The complexity of environmental systems, the large number of interacting species and nutrient flows, poses challenges to generating universal insights. It’s one thing for a physicist to plot the paths of quarks and another for a myrmecologist to track ants. The park in your neighborhood is nothing like the park on the other side of the city.  What can one tell you about the other? And not only are there lots of parts, but the spatial scales range from bacteria for whom a teaspoon of soil is an entire universe and a day a lifetime, to elephants wandering continents for decades.

Just as engineering opened oceans to exploration and investigation, emerging technology is making it possible for scientists to confront the challenges of environmental complexity. As a transmission uses gears to connect engines and wheels turning at different frequencies, environmental sensors and machine learning can be used to connect biological processes happening on vastly different spatial and temporal scales to unveil the world’s complexity.

Why does this matter? Improving our ability to generalize insights from one ecosystem to another will enable better management of environmental processes such as water, fire, food production, and human disease.  It can also help us better predict complex environmental processes, such as linking local ecological processes that control the flow of carbon in global climate models.
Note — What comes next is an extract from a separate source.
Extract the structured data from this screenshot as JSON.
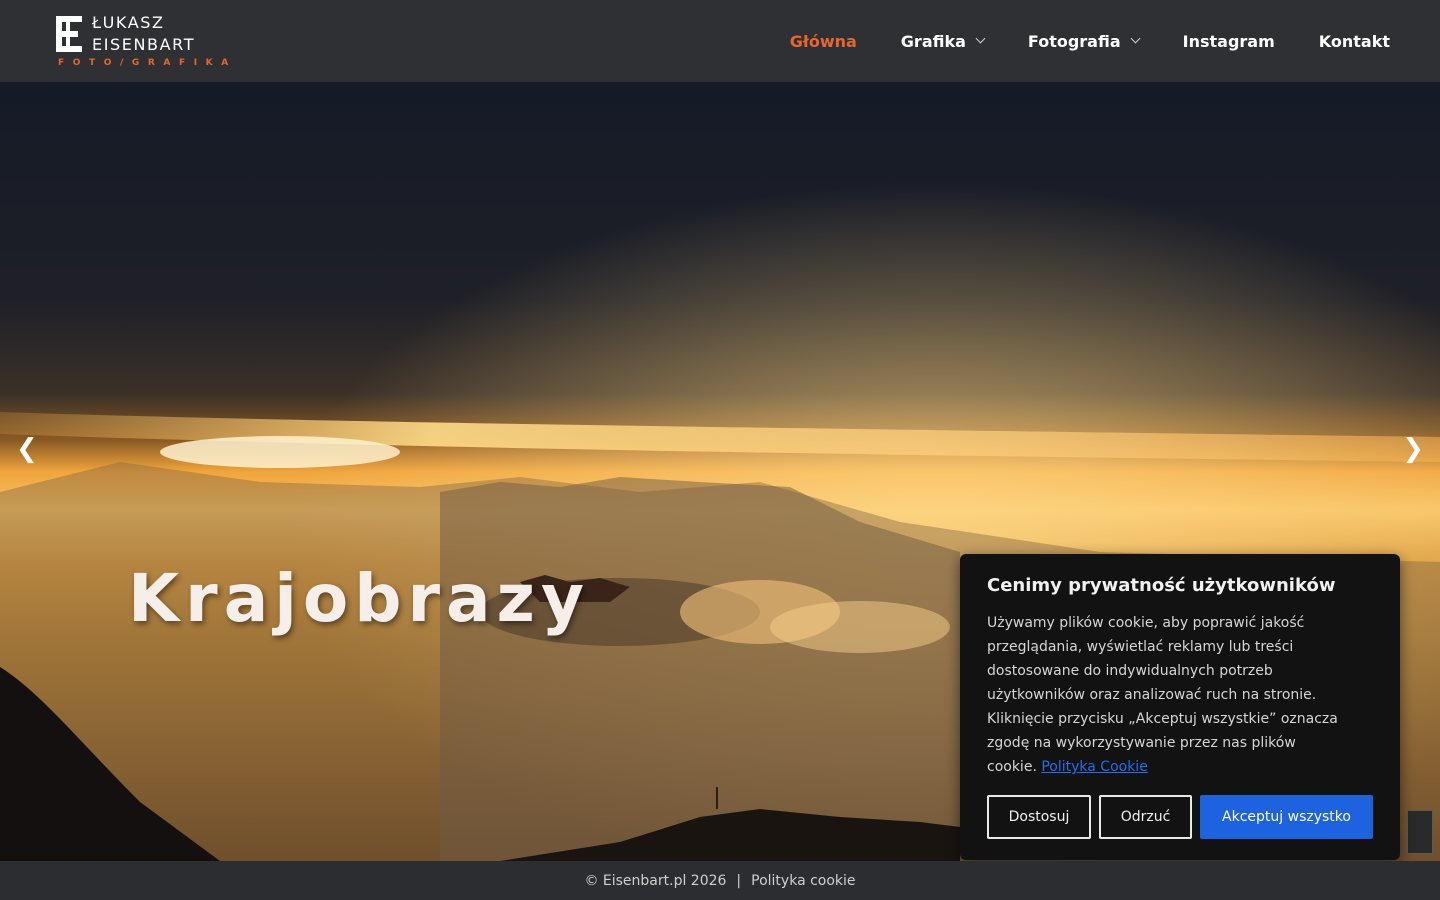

To learn more about RMBL’s partnership with engineers and computational scientists, read the adjoining interview of Dr. Jenifer Blacklock, Director of Western Colorado University’s Partnership Program involving CU-Boulder and the Rady School of Computer Science and Engineering. You can also learn more about the partnership from this article in the Gunnison Country Times, as well as this article in the Crested Butte News about a congressional earmark that RMBL is receiving to use plane-based hyperspectral imagery to better understand fire and drought.

Personally, I long for the days of a remote and quiet Gothic, sitting among snowfields, counting ants. But morally, I embrace seeing RMBL rising to the challenge of harnessing the power of science and technology to enable future generations to serve as strong stewards of Earth’s tapestry of life. Join us in lifting the mists!